As estações transformam radicalmente a experiência visual. No outono, as folhas de cobre e ouro envolvem as esculturas em uma luz quente e dramática. No inverno, a floresta se despida e as instalações se tornam mais visíveis, mais nuas, mais essenciais. Na primavera, o verde brilhante da nova vegetação cria contrastes surpreendentes com materiais frios como pedra e metal. Cada visita, mesmo para quem retorna várias vezes, oferece algo diferente.
Como organizar a visita
O ponto de partida oficial da trilha está localizado no Beechenhurst Lodge, perto de Coleford, em Gloucestershire, facilmente acessível de carro pela A4136. O estacionamento está disponível no local e é pago. O percurso é circular e dura em média duas horas e meia a um passo tranquilo, embora quem quiser parar para observar cada obra com atenção deva calcular pelo menos três horas. A trilha está bem sinalizada e pode ser percorrida em todas as estações, embora se recomende usar sapatos impermeáveis e robustos, especialmente nos meses de outono e inverno, quando o terreno pode se tornar lamacento.

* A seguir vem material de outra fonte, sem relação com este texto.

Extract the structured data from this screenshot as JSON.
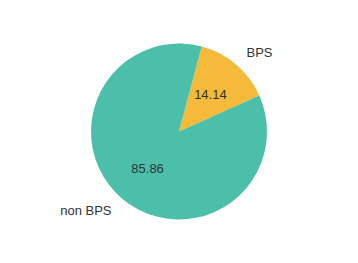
{
  "chart_data": {
    "type": "pie",
    "categories": [
      "BPS",
      "non BPS"
    ],
    "values": [
      14.14,
      85.86
    ],
    "colors": [
      "#F5BA3A",
      "#4BBFAA"
    ],
    "data_labels": true
  }
}
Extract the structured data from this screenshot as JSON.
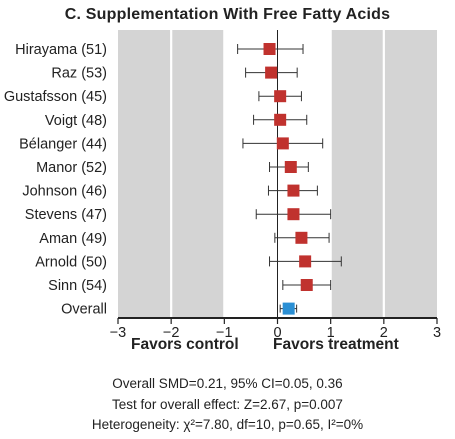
{
  "chart_data": {
    "type": "forest",
    "title": "C. Supplementation With Free Fatty Acids",
    "xlim": [
      -3,
      3
    ],
    "xticks": [
      -3,
      -2,
      -1,
      0,
      1,
      2,
      3
    ],
    "xtick_labels": [
      "−3",
      "−2",
      "−1",
      "0",
      "1",
      "2",
      "3"
    ],
    "studies": [
      {
        "label": "Hirayama (51)",
        "estimate": -0.15,
        "ci": [
          -0.75,
          0.48
        ]
      },
      {
        "label": "Raz (53)",
        "estimate": -0.12,
        "ci": [
          -0.6,
          0.37
        ]
      },
      {
        "label": "Gustafsson (45)",
        "estimate": 0.05,
        "ci": [
          -0.35,
          0.45
        ]
      },
      {
        "label": "Voigt (48)",
        "estimate": 0.05,
        "ci": [
          -0.45,
          0.55
        ]
      },
      {
        "label": "Bélanger (44)",
        "estimate": 0.1,
        "ci": [
          -0.65,
          0.85
        ]
      },
      {
        "label": "Manor (52)",
        "estimate": 0.25,
        "ci": [
          -0.15,
          0.58
        ]
      },
      {
        "label": "Johnson (46)",
        "estimate": 0.3,
        "ci": [
          -0.17,
          0.75
        ]
      },
      {
        "label": "Stevens (47)",
        "estimate": 0.3,
        "ci": [
          -0.4,
          1.0
        ]
      },
      {
        "label": "Aman (49)",
        "estimate": 0.45,
        "ci": [
          -0.05,
          0.97
        ]
      },
      {
        "label": "Arnold (50)",
        "estimate": 0.52,
        "ci": [
          -0.15,
          1.2
        ]
      },
      {
        "label": "Sinn (54)",
        "estimate": 0.55,
        "ci": [
          0.1,
          1.0
        ]
      }
    ],
    "overall": {
      "label": "Overall",
      "estimate": 0.21,
      "ci": [
        0.05,
        0.36
      ]
    },
    "favors_left": "Favors control",
    "favors_right": "Favors treatment",
    "stats": [
      "Overall SMD=0.21, 95% CI=0.05, 0.36",
      "Test for overall effect: Z=2.67, p=0.007",
      "Heterogeneity: χ²=7.80, df=10, p=0.65, I²=0%"
    ],
    "grid": true,
    "colors": {
      "study_marker": "#c0322e",
      "overall_marker": "#2a8fd4",
      "grid_band": "#d4d4d4",
      "background": "#ffffff",
      "frame": "#222222"
    }
  }
}
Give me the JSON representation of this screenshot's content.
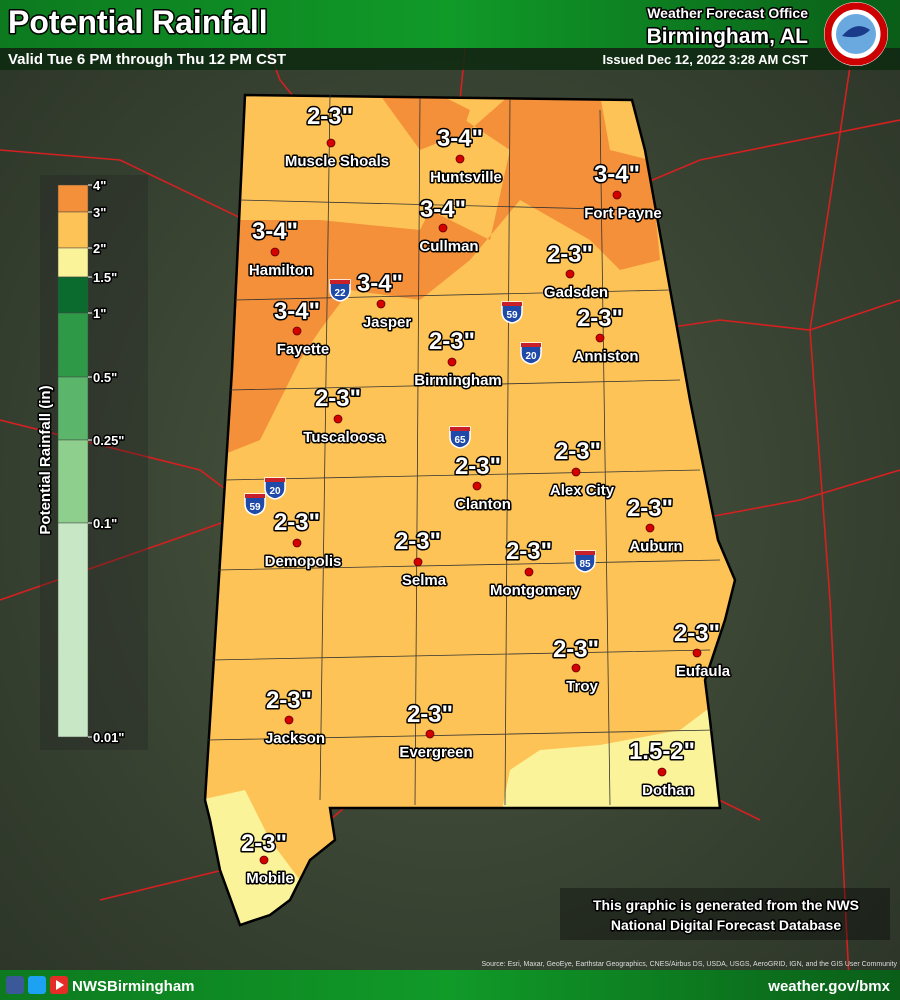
{
  "header": {
    "title": "Potential Rainfall",
    "subtitle": "Valid Tue 6 PM through Thu 12 PM CST",
    "office": "Weather Forecast Office",
    "location": "Birmingham, AL",
    "issued": "Issued Dec 12, 2022 3:28 AM CST"
  },
  "legend": {
    "title": "Potential Rainfall (in)",
    "ticks": [
      "4\"",
      "3\"",
      "2\"",
      "1.5\"",
      "1\"",
      "0.5\"",
      "0.25\"",
      "0.1\"",
      "0.01\""
    ],
    "colors": [
      "#f4903a",
      "#fdc356",
      "#fbf39a",
      "#0b6b2f",
      "#2e9a48",
      "#5bb56a",
      "#8fcf8e",
      "#c8e8c5"
    ]
  },
  "cities": [
    {
      "name": "Muscle Shoals",
      "amount": "2-3\""
    },
    {
      "name": "Huntsville",
      "amount": "3-4\""
    },
    {
      "name": "Fort Payne",
      "amount": "3-4\""
    },
    {
      "name": "Cullman",
      "amount": "3-4\""
    },
    {
      "name": "Hamilton",
      "amount": "3-4\""
    },
    {
      "name": "Gadsden",
      "amount": "2-3\""
    },
    {
      "name": "Jasper",
      "amount": "3-4\""
    },
    {
      "name": "Fayette",
      "amount": "3-4\""
    },
    {
      "name": "Anniston",
      "amount": "2-3\""
    },
    {
      "name": "Birmingham",
      "amount": "2-3\""
    },
    {
      "name": "Tuscaloosa",
      "amount": "2-3\""
    },
    {
      "name": "Alex City",
      "amount": "2-3\""
    },
    {
      "name": "Clanton",
      "amount": "2-3\""
    },
    {
      "name": "Auburn",
      "amount": "2-3\""
    },
    {
      "name": "Demopolis",
      "amount": "2-3\""
    },
    {
      "name": "Selma",
      "amount": "2-3\""
    },
    {
      "name": "Montgomery",
      "amount": "2-3\""
    },
    {
      "name": "Troy",
      "amount": "2-3\""
    },
    {
      "name": "Eufaula",
      "amount": "2-3\""
    },
    {
      "name": "Jackson",
      "amount": "2-3\""
    },
    {
      "name": "Evergreen",
      "amount": "2-3\""
    },
    {
      "name": "Dothan",
      "amount": "1.5-2\""
    },
    {
      "name": "Mobile",
      "amount": "2-3\""
    }
  ],
  "interstates": [
    "22",
    "59",
    "20",
    "65",
    "85",
    "20",
    "59"
  ],
  "note": {
    "line1": "This graphic is generated from the NWS",
    "line2": "National Digital Forecast Database"
  },
  "credit": "Source: Esri, Maxar, GeoEye, Earthstar Geographics, CNES/Airbus DS, USDA, USGS, AeroGRID, IGN, and the GIS User Community",
  "footer": {
    "handle": "NWSBirmingham",
    "url": "weather.gov/bmx"
  }
}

O acesso à trilha é gratuito, o que a torna uma das experiências artísticas mais democráticas do Reino Unido. O Beechenhurst Lodge possui um café onde é possível se reabastecer antes ou depois da caminhada. O melhor momento para visitar é de manhã cedo nos dias de semana, quando a floresta está silenciosa e é possível encontrar as esculturas em uma solidão quase meditativa, sem a presença de outros visitantes.
Uma experiência que redefine o conceito de galeria de arte
O que torna o Forest of Dean Sculpture Trail realmente singular é a recusa de qualquer separação entre arte e natureza. Não há um limiar a ser cruzado, não há um bilhete a ser rasgado, não há um guardião que pede silêncio. As esculturas vivem ao ar livre, expostas à chuva, ao vento, ao crescimento do musgo, à passagem dos animais. Algumas mostram os sinais do tempo de maneira evidente, e esse envelhecimento não é considerado um defeito, mas parte do projeto artístico.
Para quem viaja no sudoeste da Inglaterra, o trail representa uma desvio que vale absolutamente o tempo gasto. Não é um lugar para quem busca grandes números ou atrações espetaculares: é um lugar para caminhantes curiosos, para quem ama a arte sem a solenidade dos museus, para quem quer sair de uma floresta sentindo-se mudado, mesmo que apenas um pouco.